Nell’affascinante scenario del chiostro della Casa del Chianti Classico (in uno dei rarissimi giorni di sole di questa primavera) si sono ritrovate le 24 aziende di cui è composta l’associazione, dando l’opportunità di degustare sia i vini attualmente in commercio sia alcune vecchie annate.
È stata inoltre offerta la possibilità agli interessati di effettuare tour fuoristrada lungo le strade meno conosciute e accessibili, tra i vigneti di Radda, cosa che è assai piaciuta agli ospiti.
Il pomeriggio si è svolto in manierale semplice e non troppo formale, tra un assaggio e l’altro, lasciando a tutti il tempo di godere dei prodotti dei vignaioli, oltre che delle loro spiegazioni.
A dare il meritato accompagnamento al vino ci ha pensato poi Il Bistrot, che ha servito durante l’evento sfiziosità a non finire, dalla pappa al pomodoro al lampredotto.
Sono sembrati particolarmente soddisfatti sia i fruitori che gli organizzatori, poiché è stato un evento che ha chiaramente sancito la solidità e la coesione che contraddistinguono l’associazione nata pochi anni fa.
Proprio quest’aspetto ha voluto sottolineare nel suo discorso il presidente, Roberto Bianchi, sostenendo che “il lavoro di squadra è fondamentale. La forza di questa associazione è la volontà di perseguire un progetto comune pur consapevoli delle differenze che ovviamente esistono fra di noi. Le nostre diversità devono e possono diventare la nostra forza”.
Un concetto che secondo lui vale non solo per Radda ma per tutta la denominazione Chianti Classico.

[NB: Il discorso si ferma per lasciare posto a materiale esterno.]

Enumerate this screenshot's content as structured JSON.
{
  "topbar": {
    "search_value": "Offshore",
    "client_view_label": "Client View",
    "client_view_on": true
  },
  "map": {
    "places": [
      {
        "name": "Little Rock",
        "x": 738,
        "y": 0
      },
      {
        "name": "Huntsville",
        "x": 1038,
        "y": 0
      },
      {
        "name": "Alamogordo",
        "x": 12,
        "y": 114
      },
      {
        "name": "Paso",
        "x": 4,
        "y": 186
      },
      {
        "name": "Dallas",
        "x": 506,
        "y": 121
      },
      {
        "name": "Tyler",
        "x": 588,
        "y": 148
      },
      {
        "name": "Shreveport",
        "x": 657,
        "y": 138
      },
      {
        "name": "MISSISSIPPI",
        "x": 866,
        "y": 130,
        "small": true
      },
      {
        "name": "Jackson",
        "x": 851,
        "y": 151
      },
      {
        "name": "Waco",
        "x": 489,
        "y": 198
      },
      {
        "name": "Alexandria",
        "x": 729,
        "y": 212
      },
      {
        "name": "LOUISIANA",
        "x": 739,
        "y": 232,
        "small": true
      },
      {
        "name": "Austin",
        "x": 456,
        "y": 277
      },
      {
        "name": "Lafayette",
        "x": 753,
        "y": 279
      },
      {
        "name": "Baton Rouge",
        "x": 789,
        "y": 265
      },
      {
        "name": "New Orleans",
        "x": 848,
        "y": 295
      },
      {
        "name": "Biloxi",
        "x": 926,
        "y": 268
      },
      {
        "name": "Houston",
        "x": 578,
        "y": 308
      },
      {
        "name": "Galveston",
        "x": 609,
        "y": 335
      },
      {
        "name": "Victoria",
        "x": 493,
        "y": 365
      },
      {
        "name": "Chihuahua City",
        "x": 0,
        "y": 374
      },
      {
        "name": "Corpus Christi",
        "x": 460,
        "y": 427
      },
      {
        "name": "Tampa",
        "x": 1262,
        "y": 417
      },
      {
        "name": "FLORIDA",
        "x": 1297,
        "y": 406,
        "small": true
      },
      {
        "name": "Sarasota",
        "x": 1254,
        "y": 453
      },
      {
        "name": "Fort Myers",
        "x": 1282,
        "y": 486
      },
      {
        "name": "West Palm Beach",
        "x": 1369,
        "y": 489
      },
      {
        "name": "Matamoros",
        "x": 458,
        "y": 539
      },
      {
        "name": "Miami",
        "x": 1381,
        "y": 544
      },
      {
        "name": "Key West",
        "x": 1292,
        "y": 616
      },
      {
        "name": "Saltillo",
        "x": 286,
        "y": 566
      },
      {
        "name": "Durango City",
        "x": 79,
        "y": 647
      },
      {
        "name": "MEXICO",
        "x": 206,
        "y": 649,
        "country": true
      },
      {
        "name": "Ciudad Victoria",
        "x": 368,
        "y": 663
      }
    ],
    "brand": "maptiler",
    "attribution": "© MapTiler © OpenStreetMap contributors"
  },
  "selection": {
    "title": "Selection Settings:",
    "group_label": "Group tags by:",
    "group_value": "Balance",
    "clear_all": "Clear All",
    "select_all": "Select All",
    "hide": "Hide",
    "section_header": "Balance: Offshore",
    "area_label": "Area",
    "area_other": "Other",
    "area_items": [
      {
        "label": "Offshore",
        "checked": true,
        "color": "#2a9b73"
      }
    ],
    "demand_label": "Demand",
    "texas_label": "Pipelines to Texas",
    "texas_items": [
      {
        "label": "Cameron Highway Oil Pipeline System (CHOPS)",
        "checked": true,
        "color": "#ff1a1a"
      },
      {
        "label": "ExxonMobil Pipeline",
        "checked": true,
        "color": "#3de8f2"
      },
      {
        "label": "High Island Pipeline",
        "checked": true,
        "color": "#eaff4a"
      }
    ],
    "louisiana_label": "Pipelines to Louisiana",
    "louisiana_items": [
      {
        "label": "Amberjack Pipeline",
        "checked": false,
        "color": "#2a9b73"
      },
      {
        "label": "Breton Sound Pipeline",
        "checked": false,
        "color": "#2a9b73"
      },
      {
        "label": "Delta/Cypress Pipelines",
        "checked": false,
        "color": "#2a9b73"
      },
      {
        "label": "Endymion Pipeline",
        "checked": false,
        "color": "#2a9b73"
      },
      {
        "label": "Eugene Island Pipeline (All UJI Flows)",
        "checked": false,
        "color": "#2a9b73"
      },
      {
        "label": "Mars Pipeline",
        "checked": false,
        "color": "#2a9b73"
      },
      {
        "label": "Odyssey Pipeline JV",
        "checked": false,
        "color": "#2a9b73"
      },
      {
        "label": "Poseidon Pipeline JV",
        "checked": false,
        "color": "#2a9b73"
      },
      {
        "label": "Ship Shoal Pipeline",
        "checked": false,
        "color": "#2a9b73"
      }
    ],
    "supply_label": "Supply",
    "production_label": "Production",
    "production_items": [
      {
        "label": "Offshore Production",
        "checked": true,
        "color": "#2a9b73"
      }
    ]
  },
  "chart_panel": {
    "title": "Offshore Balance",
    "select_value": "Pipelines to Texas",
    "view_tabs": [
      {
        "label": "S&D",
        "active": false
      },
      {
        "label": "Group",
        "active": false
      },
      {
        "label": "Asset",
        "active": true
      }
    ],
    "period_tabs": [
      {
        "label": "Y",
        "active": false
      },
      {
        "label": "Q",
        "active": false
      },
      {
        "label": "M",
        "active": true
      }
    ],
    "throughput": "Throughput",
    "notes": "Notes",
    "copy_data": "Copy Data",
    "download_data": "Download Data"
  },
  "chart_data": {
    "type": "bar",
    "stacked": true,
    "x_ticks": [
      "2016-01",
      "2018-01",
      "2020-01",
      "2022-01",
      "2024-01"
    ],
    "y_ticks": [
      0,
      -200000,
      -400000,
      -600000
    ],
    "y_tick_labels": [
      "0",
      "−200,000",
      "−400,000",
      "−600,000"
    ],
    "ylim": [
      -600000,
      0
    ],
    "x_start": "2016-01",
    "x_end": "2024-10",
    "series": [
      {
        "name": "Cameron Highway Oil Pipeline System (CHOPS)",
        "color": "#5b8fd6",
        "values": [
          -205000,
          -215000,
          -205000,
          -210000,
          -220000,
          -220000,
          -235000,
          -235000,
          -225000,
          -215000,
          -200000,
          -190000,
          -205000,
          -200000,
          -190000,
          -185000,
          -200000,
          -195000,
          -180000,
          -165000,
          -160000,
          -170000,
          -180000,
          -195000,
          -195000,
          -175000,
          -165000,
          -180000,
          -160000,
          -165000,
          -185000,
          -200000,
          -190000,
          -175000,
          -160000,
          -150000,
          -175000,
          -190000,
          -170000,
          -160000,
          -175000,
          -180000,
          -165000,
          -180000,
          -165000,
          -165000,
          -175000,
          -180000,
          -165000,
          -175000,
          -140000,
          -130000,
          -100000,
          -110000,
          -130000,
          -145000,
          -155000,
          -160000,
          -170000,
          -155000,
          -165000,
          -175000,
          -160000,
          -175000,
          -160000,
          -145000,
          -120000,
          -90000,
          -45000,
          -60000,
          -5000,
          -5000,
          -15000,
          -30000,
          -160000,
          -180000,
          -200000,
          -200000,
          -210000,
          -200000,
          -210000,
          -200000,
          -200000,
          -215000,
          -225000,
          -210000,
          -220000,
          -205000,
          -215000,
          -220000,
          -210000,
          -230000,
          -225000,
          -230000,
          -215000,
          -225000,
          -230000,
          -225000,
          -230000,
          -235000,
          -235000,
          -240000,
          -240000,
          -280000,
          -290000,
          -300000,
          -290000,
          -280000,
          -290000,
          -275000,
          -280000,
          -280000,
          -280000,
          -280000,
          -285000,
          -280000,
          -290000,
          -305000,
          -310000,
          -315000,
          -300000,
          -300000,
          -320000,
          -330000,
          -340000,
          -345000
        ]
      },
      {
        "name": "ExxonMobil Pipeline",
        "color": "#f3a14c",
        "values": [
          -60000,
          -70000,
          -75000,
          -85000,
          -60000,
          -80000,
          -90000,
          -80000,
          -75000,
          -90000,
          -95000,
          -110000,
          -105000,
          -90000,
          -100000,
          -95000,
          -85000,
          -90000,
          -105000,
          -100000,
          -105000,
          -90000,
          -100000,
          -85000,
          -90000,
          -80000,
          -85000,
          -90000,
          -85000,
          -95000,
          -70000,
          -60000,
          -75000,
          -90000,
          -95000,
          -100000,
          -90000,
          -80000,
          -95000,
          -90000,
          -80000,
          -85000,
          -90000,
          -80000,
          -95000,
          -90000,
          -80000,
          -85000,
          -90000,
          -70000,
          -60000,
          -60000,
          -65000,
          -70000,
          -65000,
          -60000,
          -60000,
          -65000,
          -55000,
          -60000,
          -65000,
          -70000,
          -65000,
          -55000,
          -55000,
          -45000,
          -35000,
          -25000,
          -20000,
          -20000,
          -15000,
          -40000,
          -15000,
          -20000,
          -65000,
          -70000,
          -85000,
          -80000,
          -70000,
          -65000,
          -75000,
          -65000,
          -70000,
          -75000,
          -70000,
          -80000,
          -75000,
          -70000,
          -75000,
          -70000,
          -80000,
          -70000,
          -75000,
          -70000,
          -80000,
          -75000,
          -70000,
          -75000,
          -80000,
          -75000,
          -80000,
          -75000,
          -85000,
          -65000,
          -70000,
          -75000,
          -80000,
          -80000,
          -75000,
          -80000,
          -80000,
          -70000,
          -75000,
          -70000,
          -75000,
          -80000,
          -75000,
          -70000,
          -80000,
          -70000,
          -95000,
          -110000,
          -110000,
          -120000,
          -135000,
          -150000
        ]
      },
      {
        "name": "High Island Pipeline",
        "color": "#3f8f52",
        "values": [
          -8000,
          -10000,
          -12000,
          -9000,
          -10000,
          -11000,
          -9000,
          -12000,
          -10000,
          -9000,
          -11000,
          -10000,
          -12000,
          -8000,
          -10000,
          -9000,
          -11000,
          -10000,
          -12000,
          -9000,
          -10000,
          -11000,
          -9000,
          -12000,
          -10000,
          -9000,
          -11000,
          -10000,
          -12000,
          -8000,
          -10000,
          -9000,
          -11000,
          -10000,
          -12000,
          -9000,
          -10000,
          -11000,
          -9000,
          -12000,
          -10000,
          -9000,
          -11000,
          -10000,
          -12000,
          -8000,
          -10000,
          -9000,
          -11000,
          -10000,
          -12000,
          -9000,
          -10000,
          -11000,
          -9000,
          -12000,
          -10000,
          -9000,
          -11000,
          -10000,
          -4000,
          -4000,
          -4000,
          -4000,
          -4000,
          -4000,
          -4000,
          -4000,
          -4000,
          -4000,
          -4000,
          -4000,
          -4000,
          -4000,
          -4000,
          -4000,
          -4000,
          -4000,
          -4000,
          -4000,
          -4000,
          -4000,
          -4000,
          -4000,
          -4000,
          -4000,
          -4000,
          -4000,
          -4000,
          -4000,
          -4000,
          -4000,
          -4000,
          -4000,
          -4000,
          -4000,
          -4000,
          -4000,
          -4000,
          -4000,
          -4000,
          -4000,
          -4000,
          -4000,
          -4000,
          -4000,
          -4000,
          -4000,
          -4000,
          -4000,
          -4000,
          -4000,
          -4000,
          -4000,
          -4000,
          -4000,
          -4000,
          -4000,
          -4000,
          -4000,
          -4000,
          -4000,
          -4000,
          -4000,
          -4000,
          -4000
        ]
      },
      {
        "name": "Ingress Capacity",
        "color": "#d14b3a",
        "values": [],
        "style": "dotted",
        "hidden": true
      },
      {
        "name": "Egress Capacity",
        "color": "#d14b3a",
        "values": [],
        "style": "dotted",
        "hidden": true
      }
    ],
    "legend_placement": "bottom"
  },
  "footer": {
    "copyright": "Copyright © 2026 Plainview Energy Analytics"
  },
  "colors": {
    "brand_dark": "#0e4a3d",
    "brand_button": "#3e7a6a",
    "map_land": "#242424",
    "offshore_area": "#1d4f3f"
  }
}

In chiusura c’è stato anche tempo per assaggiare un vino molto particolare, frutto della fusione dei prodotti di ogni azienda. “Durante una delle nostre riunioni, che in ossequio al nostro mestiere non sono mai completamente sobrie – ha scherzato il vicepresidente Martino Manetti – abbiamo deciso di creare qualcosa che fosse fisicamente fatto insieme. È così che ci è venuta l’idea di unire i nostri vini in un unico solo e sono nate due bottiglie da 9 litri”.
“Questo – ha concluso – è stato ovviamente un esperimento, l’importante era partire con qualcosa che ci unisse anche materialmente. Chissà che in futuro non possa avere ulteriori sviluppi”.
A noi, per quel che vale, l’esperimento-blend… è decisamente piaciuto.